Introducing Gaussian Concentration and Covariance Graph Models in Genome-Wide Prediction

Wed., Feb. 22
5:10 pm, FLO 100
Refreshments at 5:00 pm

In genome-wide prediction, independence of marker allele substitution effects is typically assumed; however, several biological phenomena suggest the existence of correlated effects. In statistics, graphical models have been identified as a useful and powerful tool for covariance estimation in high dimensional problems and this area is currently experiencing a great expansion. In particular, in Gaussian concentration graph models (GCGM), the distribution of a set of random variables, the marker effects in this case, is assumed to be Markov with respect to an undirected graph. On the other hand, in Gaussian covariance graph models (GCovGM), an undirected graph is used to encode the marginal covariance structure of these random variables. These models are developed to estimate the precision (GCGM) or the covariance (GCovGM) matrix of an observable p-dimensional vector-valued random variable using a sample of size N. However, in genome-wide prediction the target is to estimate the covariance or the precision matrix of an unobservable p-dimensional vector-valued random variable along with other dispersion parameters and to predict marker effects, typically using a single n-dimensional vector of phenotypes.

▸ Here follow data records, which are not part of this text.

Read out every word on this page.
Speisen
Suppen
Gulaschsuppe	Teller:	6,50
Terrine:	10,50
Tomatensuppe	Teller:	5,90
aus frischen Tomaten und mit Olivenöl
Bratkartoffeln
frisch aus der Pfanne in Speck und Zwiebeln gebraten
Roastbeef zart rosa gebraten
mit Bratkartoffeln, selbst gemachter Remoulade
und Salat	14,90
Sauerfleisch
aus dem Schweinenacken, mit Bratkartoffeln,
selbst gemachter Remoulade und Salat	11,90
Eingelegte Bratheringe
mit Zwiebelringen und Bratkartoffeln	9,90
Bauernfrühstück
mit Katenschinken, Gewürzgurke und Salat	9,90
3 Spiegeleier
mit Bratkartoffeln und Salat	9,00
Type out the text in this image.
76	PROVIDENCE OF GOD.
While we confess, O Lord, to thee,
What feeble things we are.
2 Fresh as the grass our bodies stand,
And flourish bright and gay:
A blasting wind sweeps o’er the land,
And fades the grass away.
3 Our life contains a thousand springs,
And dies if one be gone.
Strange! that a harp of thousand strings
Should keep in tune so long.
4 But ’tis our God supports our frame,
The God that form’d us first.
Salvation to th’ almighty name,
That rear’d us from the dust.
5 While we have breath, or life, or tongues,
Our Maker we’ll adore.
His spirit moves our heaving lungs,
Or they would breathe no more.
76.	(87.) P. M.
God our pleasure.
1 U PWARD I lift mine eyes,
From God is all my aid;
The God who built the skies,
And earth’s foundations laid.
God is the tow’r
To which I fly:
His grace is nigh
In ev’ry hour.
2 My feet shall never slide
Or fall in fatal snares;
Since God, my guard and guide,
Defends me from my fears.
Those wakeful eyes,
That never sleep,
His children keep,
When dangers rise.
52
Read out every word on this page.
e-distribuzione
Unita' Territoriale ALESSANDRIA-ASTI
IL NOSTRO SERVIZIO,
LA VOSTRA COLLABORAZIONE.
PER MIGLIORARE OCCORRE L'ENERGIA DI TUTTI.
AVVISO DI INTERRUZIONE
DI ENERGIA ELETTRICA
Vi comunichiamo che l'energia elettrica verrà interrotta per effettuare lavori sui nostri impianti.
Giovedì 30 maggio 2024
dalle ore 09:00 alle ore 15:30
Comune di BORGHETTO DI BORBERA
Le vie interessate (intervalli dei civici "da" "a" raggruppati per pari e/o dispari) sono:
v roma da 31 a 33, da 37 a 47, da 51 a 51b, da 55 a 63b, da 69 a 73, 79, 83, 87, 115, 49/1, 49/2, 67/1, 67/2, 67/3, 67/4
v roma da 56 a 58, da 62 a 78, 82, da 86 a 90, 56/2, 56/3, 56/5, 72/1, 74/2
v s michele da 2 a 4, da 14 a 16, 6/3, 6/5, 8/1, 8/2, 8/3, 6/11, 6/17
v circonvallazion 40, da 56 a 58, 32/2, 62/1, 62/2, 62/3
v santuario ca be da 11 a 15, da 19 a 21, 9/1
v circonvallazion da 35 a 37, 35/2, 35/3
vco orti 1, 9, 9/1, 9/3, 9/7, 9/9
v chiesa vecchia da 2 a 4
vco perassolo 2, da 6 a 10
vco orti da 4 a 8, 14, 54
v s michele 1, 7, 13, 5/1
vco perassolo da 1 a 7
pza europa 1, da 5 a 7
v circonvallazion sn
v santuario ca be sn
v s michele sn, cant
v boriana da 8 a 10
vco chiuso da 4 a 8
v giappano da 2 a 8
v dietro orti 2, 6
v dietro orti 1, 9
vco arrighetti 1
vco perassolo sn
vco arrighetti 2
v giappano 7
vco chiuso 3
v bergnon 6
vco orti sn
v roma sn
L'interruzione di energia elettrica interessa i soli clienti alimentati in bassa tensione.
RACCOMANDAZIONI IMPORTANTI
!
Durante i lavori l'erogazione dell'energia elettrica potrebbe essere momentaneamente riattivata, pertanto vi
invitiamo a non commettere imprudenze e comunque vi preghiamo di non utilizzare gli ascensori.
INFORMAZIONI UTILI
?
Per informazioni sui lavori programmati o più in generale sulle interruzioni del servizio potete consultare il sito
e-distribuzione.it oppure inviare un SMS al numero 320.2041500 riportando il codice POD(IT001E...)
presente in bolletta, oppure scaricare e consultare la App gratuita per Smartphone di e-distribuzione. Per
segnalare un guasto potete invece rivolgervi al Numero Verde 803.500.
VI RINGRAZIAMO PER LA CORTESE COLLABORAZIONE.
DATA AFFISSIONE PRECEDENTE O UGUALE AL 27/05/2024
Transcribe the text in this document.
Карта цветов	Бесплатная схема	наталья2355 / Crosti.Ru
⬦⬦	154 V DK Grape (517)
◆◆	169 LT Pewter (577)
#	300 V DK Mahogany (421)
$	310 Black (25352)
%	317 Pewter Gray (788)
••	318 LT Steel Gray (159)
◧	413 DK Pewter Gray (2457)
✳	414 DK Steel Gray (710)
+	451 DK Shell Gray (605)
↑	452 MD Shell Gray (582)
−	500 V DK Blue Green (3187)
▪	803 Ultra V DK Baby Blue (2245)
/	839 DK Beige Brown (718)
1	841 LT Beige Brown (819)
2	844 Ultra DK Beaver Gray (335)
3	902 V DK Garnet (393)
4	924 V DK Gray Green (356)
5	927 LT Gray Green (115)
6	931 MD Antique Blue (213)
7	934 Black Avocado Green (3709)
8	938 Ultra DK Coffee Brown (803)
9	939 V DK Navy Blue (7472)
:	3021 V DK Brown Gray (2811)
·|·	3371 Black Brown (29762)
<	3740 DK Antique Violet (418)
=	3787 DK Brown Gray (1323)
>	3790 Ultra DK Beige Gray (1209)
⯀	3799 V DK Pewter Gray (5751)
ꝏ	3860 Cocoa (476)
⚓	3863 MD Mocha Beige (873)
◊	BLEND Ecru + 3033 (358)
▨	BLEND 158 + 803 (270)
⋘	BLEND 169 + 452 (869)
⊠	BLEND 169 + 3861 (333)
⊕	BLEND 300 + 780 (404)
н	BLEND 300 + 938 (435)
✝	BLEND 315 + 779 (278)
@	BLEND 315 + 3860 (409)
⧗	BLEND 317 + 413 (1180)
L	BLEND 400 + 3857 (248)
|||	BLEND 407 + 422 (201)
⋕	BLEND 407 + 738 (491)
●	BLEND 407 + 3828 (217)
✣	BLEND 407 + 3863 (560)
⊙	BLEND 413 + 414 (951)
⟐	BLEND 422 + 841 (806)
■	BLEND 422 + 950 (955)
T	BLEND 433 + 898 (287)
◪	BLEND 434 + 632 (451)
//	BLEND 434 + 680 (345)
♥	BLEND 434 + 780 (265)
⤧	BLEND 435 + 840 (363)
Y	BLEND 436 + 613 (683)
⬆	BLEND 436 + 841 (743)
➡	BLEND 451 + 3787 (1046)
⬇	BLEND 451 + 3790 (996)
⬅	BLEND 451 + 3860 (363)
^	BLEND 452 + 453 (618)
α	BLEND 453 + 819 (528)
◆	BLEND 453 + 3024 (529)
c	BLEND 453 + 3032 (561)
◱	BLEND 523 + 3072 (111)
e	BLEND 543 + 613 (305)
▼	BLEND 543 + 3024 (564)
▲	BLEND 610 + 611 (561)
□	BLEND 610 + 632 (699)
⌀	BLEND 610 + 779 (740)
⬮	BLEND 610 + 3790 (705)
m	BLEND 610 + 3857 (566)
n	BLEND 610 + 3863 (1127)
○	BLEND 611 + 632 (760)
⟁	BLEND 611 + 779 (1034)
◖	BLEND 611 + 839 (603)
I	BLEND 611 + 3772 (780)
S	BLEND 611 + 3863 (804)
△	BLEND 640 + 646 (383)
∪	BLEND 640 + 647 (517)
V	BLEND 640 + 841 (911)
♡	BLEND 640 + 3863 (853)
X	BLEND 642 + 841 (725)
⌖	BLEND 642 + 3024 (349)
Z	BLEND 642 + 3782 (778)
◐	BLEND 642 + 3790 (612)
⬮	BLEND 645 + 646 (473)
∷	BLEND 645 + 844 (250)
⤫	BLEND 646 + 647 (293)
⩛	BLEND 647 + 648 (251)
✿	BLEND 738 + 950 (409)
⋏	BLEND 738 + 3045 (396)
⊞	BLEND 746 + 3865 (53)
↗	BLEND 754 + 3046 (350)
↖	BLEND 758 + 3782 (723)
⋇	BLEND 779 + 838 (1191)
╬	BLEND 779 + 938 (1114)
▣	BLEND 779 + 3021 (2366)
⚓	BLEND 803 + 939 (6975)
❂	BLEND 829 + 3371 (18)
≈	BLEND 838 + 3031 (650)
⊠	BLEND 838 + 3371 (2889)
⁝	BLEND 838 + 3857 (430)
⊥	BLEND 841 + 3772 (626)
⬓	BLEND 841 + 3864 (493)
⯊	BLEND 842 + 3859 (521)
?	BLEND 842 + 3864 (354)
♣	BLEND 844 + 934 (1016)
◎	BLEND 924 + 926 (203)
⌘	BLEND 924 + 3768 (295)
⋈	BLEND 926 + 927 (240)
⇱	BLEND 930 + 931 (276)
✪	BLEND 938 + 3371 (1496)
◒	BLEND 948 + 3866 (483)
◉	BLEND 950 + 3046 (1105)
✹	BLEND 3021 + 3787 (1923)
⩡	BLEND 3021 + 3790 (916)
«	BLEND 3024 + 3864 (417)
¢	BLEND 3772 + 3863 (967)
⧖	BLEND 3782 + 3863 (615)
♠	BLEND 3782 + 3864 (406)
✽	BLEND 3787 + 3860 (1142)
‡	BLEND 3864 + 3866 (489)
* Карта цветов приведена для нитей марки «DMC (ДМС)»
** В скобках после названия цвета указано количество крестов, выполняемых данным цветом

In this talk, we develop Bayesian and frequentist methods adapting the theory of GCGM and GCovGM to genome-wide prediction. Different approaches to define the graph based on domain-specific knowledge are proposed, and two propositions and a corollary establishing conditions to find decomposable graphs are proven. Furthermore, the scenario of unknown graph is also addressed. To this end, covariance selection methods are developed. Our approaches are promising because they allow incorporation of biological information in the prediction process, and because they are more flexible and general than other methods accounting for correlated marker effects that have been proposed previously.